Cumhurbaşkanı Recep Tayyip Erdoğan, "Kalkıp da hükümete saldırmanın değişik yollarını, versiyonlarını aramayın, bizimle mücadele edemezsiniz. Sizin cinsinizi de, cibilliyetinizi de gayet iyi biliyorum. Sizin derdiniz başka ama bizim derdimiz bambaşka" dedi.
Cumhurbaşkanı Recep Tayyip Erdoğan, İlim Yayma Ödülleri törenine katıldı.
Dolmabahçe Sarayı'nda düzenlenen ödül törenine Cumhurbaşkanı Recep Tayyip Erdoğan'ın yanı sıra TBMM Başkanı Mustafa Şentop, Yüksek İstişare Kurulu (YİK) Başkanvekili ve Eski TBMM Başkanı İsmail Kahraman, Milli Savunma Bakanı Hulusi Akar, AK Parti Genel Başkanvekili Binali Yıldırım, AK Parti Genel Başkanvekili Numan Kurtulmuş, AK Parti Sözcüsü Ömer Çelik, Cumhurbaşkanlığı İletişim Başkanı Fahrettin Altun, Cumhurbaşkanlığı Sözcüsü İbrahim Kalın, Diyanet İşleri Başkanı Ali Erbaş, İlim Yayma Vakfı Mütevelli Heyeti Başkanı Bilal Erdoğan, İlim Yayma Cemiyeti Genel Başkanı Yusuf Tülün, Demirören Holding Yönetim Kurulu Başkanı Yıldırım Demirören, Demirören Holding Yönetim Kurulu Başkan Yardımcısı Meltem Demirören Oktay, Demirören Holding Yönetim Kurulu Üyesi Sinan Oktay, İlim Yayma Vakfı Akademik Danışma Kurulu Başkanı Prof. Dr. İdris Sarısoy, Demirören Medya Grubu TV Grup Başkanı Murat Yancı, RTÜK Başkanı Ebubekir Şahin, İTO Başkanı Şekip Avdagiç, katıldı.

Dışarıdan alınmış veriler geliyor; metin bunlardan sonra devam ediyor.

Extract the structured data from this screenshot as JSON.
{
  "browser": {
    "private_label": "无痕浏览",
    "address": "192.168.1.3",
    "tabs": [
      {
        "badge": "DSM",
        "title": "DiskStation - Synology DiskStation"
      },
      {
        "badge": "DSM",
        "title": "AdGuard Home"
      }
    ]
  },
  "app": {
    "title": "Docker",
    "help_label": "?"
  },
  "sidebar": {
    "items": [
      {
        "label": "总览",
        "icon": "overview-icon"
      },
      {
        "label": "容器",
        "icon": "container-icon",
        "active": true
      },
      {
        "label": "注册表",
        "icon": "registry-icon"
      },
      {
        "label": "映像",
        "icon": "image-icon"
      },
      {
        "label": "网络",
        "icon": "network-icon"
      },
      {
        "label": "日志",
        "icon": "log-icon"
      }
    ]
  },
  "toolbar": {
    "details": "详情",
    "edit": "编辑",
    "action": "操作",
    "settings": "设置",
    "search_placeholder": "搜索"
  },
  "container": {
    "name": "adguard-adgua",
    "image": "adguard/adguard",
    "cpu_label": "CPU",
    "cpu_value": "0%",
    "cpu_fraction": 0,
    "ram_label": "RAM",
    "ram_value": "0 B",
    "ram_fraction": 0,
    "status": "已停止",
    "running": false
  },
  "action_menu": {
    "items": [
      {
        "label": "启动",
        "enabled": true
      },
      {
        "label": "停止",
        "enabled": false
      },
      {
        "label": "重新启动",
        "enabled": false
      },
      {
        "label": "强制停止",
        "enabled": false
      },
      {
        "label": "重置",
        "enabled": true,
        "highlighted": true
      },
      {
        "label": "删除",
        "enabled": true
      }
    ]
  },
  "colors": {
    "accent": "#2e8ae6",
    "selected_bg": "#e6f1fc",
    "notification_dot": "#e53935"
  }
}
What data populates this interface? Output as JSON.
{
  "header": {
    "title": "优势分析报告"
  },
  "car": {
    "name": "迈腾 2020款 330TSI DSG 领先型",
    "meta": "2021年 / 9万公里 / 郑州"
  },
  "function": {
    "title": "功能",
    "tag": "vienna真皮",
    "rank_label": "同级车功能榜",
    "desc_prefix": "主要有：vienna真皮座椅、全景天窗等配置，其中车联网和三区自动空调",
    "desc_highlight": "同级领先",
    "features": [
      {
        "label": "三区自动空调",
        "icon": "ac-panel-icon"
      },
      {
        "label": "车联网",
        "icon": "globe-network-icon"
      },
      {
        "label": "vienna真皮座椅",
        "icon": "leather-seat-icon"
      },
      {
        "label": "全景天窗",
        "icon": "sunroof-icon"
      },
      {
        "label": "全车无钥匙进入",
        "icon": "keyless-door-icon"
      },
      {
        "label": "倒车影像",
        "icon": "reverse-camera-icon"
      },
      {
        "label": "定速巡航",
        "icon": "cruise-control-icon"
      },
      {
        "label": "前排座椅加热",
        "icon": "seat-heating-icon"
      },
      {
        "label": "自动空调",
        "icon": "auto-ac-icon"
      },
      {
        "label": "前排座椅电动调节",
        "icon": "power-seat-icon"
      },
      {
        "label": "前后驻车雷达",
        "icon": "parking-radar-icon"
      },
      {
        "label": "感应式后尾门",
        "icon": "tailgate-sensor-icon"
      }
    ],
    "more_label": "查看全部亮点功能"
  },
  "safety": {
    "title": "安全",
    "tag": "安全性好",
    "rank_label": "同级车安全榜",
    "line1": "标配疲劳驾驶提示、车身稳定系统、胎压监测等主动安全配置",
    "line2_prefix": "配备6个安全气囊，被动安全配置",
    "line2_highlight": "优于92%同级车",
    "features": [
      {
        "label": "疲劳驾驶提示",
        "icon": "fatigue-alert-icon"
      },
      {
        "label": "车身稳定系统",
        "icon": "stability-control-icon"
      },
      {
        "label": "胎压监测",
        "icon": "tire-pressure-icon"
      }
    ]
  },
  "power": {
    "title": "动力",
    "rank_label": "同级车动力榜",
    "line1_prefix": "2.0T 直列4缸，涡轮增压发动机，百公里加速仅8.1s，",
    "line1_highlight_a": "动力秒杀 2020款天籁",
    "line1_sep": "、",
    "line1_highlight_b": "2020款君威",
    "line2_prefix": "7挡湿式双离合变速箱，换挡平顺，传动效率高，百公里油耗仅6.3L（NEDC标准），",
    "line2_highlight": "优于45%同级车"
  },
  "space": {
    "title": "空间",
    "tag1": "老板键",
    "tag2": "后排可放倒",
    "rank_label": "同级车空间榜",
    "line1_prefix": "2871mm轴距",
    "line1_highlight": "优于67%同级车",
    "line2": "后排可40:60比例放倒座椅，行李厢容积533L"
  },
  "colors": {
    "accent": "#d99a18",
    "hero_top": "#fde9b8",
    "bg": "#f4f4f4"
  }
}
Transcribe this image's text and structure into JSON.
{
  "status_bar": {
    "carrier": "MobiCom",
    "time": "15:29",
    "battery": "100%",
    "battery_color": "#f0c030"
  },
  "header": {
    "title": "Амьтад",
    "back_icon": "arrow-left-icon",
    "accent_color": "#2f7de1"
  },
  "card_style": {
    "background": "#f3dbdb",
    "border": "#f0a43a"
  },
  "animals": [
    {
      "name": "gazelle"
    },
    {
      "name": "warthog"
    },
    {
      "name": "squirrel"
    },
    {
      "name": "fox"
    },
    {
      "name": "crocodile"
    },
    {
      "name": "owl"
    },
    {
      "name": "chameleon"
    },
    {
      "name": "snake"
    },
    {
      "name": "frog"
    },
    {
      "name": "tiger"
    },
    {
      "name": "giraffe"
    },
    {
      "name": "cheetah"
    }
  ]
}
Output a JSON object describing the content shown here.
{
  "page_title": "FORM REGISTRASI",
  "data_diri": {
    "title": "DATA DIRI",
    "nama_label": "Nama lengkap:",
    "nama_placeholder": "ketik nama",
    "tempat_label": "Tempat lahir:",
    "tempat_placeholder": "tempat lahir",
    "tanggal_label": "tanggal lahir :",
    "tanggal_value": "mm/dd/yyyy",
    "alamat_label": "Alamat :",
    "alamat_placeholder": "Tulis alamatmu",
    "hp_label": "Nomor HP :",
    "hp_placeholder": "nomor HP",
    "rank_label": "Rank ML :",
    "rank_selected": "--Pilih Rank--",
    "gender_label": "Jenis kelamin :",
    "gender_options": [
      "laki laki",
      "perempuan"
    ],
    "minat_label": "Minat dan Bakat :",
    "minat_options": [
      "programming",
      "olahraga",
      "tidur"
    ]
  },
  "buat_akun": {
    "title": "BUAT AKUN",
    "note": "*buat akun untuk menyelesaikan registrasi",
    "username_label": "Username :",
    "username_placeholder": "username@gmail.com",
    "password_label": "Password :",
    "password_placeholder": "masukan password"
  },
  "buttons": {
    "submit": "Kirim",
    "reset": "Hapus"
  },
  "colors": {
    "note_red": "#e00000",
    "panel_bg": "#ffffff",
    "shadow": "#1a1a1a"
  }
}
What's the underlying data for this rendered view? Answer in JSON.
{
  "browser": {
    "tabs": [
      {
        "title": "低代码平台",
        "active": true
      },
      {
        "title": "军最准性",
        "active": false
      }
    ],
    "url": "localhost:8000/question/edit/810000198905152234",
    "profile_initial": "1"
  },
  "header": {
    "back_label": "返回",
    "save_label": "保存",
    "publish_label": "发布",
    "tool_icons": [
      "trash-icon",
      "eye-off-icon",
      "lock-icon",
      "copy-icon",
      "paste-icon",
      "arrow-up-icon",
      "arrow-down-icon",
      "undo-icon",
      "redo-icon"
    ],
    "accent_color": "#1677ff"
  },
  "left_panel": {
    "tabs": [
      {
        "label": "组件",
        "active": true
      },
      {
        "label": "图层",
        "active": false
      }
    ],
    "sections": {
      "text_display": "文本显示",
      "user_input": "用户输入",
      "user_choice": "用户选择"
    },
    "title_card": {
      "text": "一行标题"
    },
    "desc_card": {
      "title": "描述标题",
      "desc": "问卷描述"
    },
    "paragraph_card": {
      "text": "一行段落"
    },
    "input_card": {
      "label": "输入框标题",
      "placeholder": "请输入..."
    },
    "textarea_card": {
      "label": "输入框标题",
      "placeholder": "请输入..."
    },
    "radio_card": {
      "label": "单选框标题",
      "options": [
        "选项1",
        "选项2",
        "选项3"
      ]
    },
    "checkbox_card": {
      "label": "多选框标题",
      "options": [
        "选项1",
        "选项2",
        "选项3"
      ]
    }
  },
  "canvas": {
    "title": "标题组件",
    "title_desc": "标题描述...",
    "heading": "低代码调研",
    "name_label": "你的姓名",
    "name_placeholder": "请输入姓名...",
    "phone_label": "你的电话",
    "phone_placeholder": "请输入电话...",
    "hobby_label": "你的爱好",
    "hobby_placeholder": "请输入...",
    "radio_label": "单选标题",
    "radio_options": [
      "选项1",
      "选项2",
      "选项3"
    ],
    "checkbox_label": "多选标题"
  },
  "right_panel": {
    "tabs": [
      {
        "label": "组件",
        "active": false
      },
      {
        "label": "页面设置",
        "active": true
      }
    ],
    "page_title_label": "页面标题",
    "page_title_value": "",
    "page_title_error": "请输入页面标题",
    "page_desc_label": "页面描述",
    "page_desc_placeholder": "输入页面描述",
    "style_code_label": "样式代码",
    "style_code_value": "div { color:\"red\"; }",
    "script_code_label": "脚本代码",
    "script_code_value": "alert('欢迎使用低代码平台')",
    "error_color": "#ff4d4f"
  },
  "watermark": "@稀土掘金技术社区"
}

Cumhurbaşkanı Erdoğan ödül töreninde yaptığı konuşmasında, "İlim Yayma Cemiyeti'nde özellikle hizmetini almış ve o hizmetle beraber yetişmiş bir kardeşinizim" dedi.
Erdoğan, "Mutluyum özelliklede büyük ödüllü, herhangi bir torpil söz konusu değil, Prof. Dr. Zekai Şen Hocamızın almış olmasından. İBB Başkanlığı dönemimde kendilerinde İSKİ konusunda istifade ettik, susuz İstanbul'u suya kavuşturduk" şeklinde konuştu.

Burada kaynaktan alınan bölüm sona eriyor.